In 1908 he played fullback for Poverty Bay against the touring Anglo-Welsh team at Gisborne. Poverty Bay lost 26–0, but according to the Gisborne Herald his defence against the visiting forwards was such that the game was remembered locally for years as "Wi Repa's match".

== Personal life and death ==
Wī Repa married Merewhati Pitt at Gisborne. They had no children of their own, but some time after 1916 they adopted Reginald Tūtūtaonga Jackson, known as Tūtū, the son of a neighbouring family at Te Araroa. Merewhati died in 1926. Shortly before the Second World War he married Mīria Rūhā (née Tīhore) of Hicks Bay; their son Sidney died young, and their daughter, Terehia Tangiwai, was born in 1943.

His adopted son, who reached the rank of major, and Tūtū's brothers Everard and Sydney Jackson all served in the war. One of Wī Repa's sisters, Mrs Harry Parkes, was reported to be among the first Māori women to qualify as a nurse.

Wī Repa died at Hicks Bay on 25 October 1945 after several years of illness, survived by his wife and two children.

== Legacy ==
The Dictionary of New Zealand Biography describes Wī Repa as one of a group of early-twentieth-century Māori who put their professional training at the service of their people, but as less well known than Ngata, Buck and Pōmare because he spent his career in a remote district. His obituary in the Gisborne Herald was headed "Medical pioneer", and quoted a prominent East Coast Māori as saying that he had entered a profession "long before the general run of his people realised the need for such pioneering".
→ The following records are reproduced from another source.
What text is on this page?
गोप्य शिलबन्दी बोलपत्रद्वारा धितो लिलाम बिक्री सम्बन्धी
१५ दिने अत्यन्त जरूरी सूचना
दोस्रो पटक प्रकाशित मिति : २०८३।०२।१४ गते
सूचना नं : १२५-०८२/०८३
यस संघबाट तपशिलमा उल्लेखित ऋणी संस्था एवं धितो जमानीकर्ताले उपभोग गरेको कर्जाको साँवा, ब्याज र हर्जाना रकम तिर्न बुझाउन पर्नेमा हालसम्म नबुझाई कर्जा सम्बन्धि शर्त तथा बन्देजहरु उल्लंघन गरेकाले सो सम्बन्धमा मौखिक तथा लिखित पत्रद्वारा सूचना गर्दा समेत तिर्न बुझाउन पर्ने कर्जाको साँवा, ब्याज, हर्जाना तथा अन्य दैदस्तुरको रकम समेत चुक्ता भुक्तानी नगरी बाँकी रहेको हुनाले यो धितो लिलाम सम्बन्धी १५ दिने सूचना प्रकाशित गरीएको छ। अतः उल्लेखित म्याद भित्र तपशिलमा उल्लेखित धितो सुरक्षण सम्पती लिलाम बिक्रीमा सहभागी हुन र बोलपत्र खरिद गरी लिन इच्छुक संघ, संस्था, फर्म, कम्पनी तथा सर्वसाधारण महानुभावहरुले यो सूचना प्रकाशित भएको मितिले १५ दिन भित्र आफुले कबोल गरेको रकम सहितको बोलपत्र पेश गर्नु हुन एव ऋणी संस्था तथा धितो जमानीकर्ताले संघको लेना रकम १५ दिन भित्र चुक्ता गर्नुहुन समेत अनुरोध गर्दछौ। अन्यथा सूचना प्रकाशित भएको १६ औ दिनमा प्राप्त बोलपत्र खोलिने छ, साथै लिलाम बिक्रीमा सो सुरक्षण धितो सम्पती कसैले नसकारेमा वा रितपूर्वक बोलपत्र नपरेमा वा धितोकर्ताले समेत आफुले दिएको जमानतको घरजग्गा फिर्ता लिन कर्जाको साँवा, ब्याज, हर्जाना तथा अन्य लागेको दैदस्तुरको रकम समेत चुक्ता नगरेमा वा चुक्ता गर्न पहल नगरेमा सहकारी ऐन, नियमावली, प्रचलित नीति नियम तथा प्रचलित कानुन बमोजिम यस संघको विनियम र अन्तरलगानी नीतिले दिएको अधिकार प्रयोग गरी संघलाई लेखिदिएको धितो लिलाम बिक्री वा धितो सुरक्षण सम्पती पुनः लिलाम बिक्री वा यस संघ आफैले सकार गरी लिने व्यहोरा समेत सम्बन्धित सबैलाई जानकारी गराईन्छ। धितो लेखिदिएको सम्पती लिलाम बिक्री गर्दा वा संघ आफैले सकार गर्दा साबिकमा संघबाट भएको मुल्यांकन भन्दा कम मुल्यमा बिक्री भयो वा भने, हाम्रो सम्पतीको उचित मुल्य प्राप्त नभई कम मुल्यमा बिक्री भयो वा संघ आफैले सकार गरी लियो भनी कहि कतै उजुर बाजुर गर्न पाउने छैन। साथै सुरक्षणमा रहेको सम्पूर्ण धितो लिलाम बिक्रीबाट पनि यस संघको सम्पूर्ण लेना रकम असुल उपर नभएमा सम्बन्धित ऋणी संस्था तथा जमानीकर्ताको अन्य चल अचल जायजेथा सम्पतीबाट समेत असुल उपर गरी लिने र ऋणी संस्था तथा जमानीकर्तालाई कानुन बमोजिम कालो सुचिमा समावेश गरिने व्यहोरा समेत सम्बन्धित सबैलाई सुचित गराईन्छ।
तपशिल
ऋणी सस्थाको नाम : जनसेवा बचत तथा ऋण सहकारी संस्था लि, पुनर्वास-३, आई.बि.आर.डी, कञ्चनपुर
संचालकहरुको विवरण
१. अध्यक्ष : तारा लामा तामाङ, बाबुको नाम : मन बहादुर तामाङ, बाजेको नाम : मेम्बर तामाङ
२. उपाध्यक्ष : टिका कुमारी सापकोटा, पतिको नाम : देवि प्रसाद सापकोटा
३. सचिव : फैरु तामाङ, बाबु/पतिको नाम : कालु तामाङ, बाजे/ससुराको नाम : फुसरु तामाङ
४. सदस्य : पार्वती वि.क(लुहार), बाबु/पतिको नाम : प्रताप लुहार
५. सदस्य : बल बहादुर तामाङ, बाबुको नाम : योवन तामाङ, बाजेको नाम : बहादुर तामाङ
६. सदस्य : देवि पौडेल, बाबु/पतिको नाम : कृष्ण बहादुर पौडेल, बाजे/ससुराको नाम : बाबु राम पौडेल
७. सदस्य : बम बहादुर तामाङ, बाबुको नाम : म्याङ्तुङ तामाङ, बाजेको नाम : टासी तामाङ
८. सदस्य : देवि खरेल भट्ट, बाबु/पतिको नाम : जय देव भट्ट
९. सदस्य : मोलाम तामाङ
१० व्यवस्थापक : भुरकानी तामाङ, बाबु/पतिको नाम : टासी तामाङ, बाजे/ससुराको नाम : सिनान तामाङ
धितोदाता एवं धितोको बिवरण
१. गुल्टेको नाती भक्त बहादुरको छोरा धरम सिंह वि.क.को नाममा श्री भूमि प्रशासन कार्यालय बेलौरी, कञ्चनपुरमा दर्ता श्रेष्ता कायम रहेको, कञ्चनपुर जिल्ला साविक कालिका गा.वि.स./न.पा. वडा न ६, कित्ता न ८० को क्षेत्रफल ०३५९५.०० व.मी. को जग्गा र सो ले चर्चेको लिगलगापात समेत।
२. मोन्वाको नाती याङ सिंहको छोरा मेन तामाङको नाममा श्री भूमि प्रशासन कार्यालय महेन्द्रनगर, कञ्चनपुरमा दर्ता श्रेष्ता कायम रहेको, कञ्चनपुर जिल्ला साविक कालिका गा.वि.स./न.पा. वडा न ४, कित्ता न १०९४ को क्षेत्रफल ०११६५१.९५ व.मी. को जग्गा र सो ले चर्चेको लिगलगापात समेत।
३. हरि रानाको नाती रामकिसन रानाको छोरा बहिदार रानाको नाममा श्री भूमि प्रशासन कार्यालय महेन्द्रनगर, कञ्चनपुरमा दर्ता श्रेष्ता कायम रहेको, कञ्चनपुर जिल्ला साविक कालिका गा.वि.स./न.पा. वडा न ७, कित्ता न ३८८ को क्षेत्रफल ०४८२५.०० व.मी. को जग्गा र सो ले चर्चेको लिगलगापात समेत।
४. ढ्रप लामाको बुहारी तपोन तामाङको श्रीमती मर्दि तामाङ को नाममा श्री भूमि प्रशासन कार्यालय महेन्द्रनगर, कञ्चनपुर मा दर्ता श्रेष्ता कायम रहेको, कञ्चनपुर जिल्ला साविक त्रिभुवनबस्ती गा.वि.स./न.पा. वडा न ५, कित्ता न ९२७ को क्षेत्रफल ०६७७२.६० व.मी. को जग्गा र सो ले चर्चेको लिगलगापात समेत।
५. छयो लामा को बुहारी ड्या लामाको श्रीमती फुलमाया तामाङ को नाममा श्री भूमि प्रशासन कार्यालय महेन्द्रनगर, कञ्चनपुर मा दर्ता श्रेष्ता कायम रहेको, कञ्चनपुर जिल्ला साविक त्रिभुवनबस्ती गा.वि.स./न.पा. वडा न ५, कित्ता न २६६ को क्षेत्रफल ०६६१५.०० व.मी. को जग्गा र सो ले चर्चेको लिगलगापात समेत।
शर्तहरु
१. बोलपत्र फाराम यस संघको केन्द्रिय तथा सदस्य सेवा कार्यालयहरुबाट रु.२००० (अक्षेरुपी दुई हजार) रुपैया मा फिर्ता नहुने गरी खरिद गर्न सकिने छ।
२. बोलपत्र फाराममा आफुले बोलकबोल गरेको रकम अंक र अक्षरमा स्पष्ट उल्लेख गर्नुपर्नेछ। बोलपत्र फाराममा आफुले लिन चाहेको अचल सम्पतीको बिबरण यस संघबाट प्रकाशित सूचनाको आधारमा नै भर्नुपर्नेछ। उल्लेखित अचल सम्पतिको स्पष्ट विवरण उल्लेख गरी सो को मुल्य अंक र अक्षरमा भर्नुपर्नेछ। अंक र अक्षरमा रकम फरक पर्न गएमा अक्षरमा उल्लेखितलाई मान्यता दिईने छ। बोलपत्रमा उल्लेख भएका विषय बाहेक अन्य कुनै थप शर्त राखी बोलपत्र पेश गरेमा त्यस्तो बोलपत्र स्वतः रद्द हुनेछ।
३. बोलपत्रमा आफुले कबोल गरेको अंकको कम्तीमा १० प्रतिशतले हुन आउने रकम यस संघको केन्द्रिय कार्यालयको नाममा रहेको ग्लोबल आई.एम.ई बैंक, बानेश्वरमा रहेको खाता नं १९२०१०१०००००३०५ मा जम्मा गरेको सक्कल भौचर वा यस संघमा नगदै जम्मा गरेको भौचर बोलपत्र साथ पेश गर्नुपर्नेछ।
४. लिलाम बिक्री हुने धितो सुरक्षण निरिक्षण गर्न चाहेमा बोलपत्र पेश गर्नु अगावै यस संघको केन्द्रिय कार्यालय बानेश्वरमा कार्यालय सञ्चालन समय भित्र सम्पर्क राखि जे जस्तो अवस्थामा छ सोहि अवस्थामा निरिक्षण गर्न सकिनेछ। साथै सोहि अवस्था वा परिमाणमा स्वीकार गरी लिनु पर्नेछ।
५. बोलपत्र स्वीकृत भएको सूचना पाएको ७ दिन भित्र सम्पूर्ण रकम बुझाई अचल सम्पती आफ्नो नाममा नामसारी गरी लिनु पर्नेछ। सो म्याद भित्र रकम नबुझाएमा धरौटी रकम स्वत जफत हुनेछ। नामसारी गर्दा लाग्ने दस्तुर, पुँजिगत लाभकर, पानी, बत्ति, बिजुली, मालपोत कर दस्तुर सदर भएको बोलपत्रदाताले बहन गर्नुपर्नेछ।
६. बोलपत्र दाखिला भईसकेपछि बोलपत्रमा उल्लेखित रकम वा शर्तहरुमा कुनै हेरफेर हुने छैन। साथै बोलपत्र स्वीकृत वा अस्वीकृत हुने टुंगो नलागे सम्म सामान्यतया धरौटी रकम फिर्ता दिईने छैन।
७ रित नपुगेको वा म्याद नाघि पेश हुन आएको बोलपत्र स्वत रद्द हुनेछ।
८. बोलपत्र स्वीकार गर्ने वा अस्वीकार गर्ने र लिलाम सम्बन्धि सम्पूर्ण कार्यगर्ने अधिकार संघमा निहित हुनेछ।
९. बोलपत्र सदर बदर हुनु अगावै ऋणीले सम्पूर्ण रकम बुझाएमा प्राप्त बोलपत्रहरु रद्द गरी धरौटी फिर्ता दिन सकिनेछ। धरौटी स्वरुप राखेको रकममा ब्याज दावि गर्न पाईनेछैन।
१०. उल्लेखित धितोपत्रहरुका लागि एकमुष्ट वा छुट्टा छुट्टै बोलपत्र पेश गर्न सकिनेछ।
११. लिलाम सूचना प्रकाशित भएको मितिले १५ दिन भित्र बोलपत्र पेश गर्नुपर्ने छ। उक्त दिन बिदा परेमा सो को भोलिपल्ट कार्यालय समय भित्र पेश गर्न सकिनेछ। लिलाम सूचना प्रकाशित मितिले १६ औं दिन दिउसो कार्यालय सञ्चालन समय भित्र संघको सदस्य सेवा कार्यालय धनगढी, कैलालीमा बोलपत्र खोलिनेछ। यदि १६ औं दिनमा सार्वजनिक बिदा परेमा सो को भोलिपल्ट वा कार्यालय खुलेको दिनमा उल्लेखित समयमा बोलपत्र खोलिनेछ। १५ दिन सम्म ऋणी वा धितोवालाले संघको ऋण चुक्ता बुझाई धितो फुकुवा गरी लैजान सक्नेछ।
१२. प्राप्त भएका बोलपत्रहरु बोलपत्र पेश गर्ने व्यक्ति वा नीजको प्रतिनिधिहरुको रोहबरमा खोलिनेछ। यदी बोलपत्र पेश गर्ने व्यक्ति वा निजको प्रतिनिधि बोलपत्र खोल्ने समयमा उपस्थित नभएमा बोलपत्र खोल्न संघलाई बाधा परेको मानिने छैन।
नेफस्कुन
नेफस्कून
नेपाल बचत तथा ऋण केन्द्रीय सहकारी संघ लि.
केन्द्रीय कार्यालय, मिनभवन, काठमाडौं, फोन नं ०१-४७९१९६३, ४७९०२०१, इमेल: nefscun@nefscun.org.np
Te Ohu Rata o Aotearoa (Te ORA), the Māori Medical Practitioners Association, names Wī Repa with Pōmare, Buck and Ned Ellison as the "famous quartet" with whom the history of Māori doctors begins.

Portraits of Wī Repa are held by the Alexander Turnbull Library, which has a studio portrait taken by Stanley Polkinghorne Andrew in December 1928, and by the Hocken Collections at the University of Otago.